Стоят у дороги два командира, подполковник и майор, посылают всех, кто на восток топает в сторону большого вишневого сада, там уже щели отрыты, от бомб укрываться. И тут же из ящиков раздают противопехотные гранаты РГД и взрыватели, говорят, что на случай появления немецких танков. Мать моя, с РГДэшкой на танки, кишки на гусеницы наматывать! Да где ж наша техника, где «тридцатьчетверки», где «КВ», неужто все немцы разбомбили-пожгли?
Ну, делать нечего. Укрылись мы в этих щелях. Снял я ремешок с брюк брезентовый, связал вместе три гранаты и все в дреме какой-то. Сам думаю, если танки пойдут, верная смерть. Говорю себе: «Может быть, ты последние минуты живешь, про то подумай», а сам спать хочу, спасу нет. И уснул. Сколько проспал, не знаю, только во сне, будто шилом меня кто в сердце ширнул. Вскинулся, глаза открыл и слышу вверху:
– Зу-зу-зу-зу.
По новой свистопляска началась. Обошлось и в этот раз, не зацепило нас, хотя страху натерпелись, конечно, но он уже будто и в привычку стал. Когда бомбят тебя раз за разом, вместо страха равнодушие появляется, да обида еще порой, убили б сразу, чего так мучить то?… Руку чью-то по локоть оторванную, в щель к нам забросило, так Овечкин ее прикладом в сторону отпихнул и все на том.
Только стихло, улетели они, Николай говорит:
– Пойду, воды поищу. Может у убитых во фляжках есть.
Скоро вернулся, по фляжке в каждой руке. Сунул нам одну с Васей:
– Афанасьич, почти все ушли уже. Мы только и остались, да подальше еще несколько человек. Топать надо, сам же говорил. Вобьют нас здесь в землю бестолку и вся недолга.

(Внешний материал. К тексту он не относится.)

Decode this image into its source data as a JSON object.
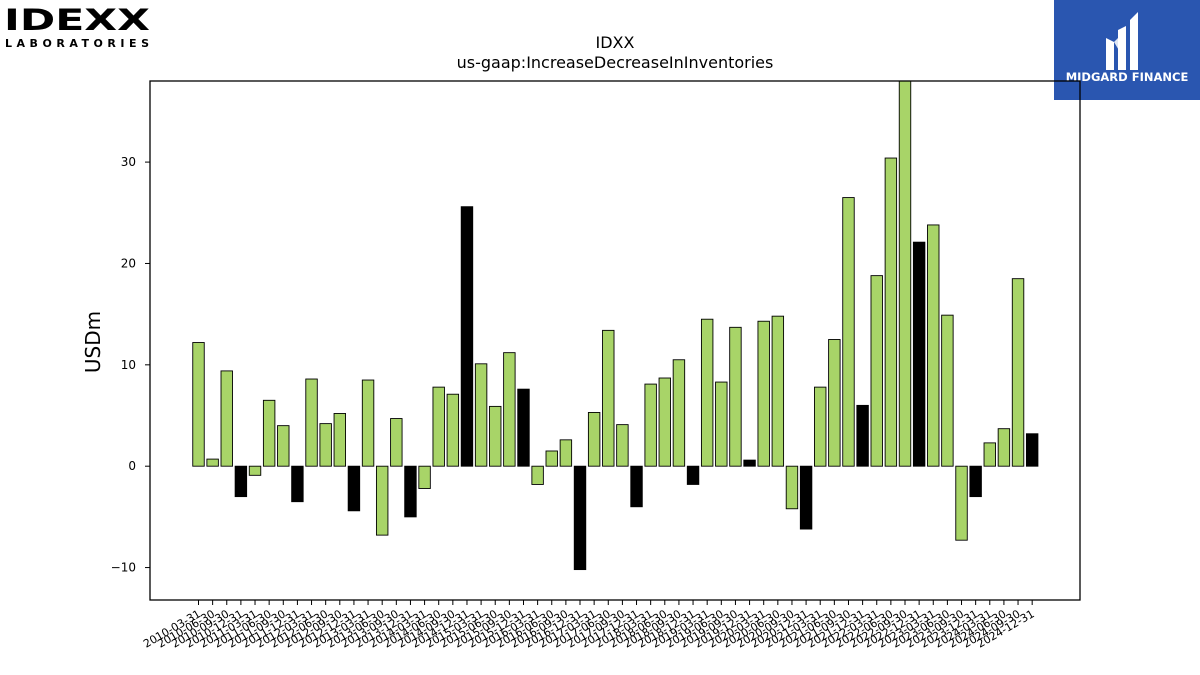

Смотрю и точно, многие вокруг уже ушли, дальше на восток потянулись. Кто пехом, кто на машинах, командиры в особенности.
– Пошли, – говорю.
По шоссе решили не идти больше, поскольку немец его чаще всего и бомбил, ну и в овраги бомбы сыпал, понятно, в промоины, где наша техника и бойцы с командирами скапливались. Нашли мы дорогу проселочную, что подальше от шоссе, но в нужном нам направлении через поля текла, и пошли по ней. Километра два протопали, видим – грузовичок-полуторку перевернутую, а за ней по дороге шлейфом консервные банки рассыпались. Большие и маленькие, всякие. Овечкин парень хозяйственный оказался, говорит:
– Надо плоские банки брать, там рыбная консерва.

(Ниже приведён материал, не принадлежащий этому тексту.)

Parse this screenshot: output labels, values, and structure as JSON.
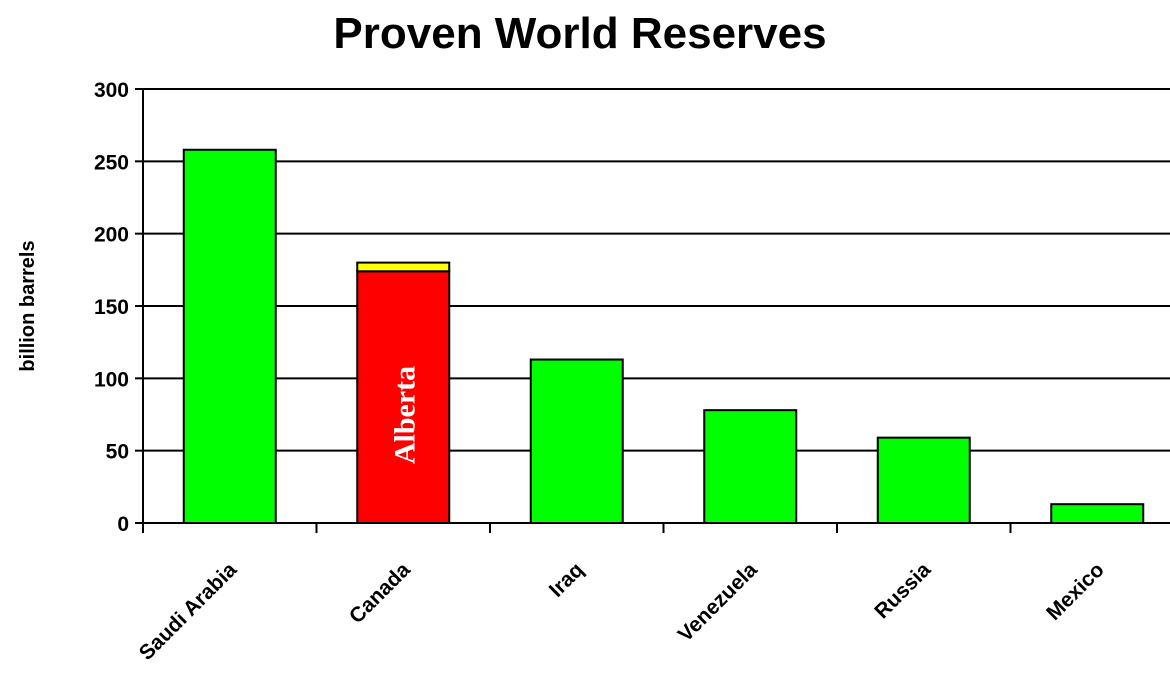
{
  "chart_data": {
    "type": "bar",
    "title": "Proven World Reserves",
    "xlabel": "",
    "ylabel": "billion barrels",
    "ylim": [
      0,
      300
    ],
    "yticks": [
      0,
      50,
      100,
      150,
      200,
      250,
      300
    ],
    "grid": true,
    "categories": [
      "Saudi Arabia",
      "Canada",
      "Iraq",
      "Venezuela",
      "Russia",
      "Mexico"
    ],
    "bars": [
      {
        "category": "Saudi Arabia",
        "segments": [
          {
            "value": 258,
            "color": "#00ff00"
          }
        ]
      },
      {
        "category": "Canada",
        "segments": [
          {
            "value": 174,
            "color": "#ff0000",
            "label": "Alberta"
          },
          {
            "value": 6,
            "color": "#ffff00"
          }
        ]
      },
      {
        "category": "Iraq",
        "segments": [
          {
            "value": 113,
            "color": "#00ff00"
          }
        ]
      },
      {
        "category": "Venezuela",
        "segments": [
          {
            "value": 78,
            "color": "#00ff00"
          }
        ]
      },
      {
        "category": "Russia",
        "segments": [
          {
            "value": 59,
            "color": "#00ff00"
          }
        ]
      },
      {
        "category": "Mexico",
        "segments": [
          {
            "value": 13,
            "color": "#00ff00"
          }
        ]
      }
    ]
  }
}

Положили сколько-то банок в вещмешки, посмотрели вокруг машины, может сухари найдутся. Не нашли. И воды тоже нет. Это уж совсем плохо. Хорошо, как темнеть стало, все небо тучами заволокло, дождь не дождь, морось какая-то пошла, все посвежее, хоть и не наберешь ее чтоб напиться. А еще мысль счастливая, пусть спать и мокровато придется, а коль завтра такая погода будет немцу не летать. А пить охота, спасу нет, горло все ссохлось, как наждаком, во рту скребет. Есть тоже охота, да нельзя, наешься консервов этих рыбных, совсем потом от жажды изойдешь.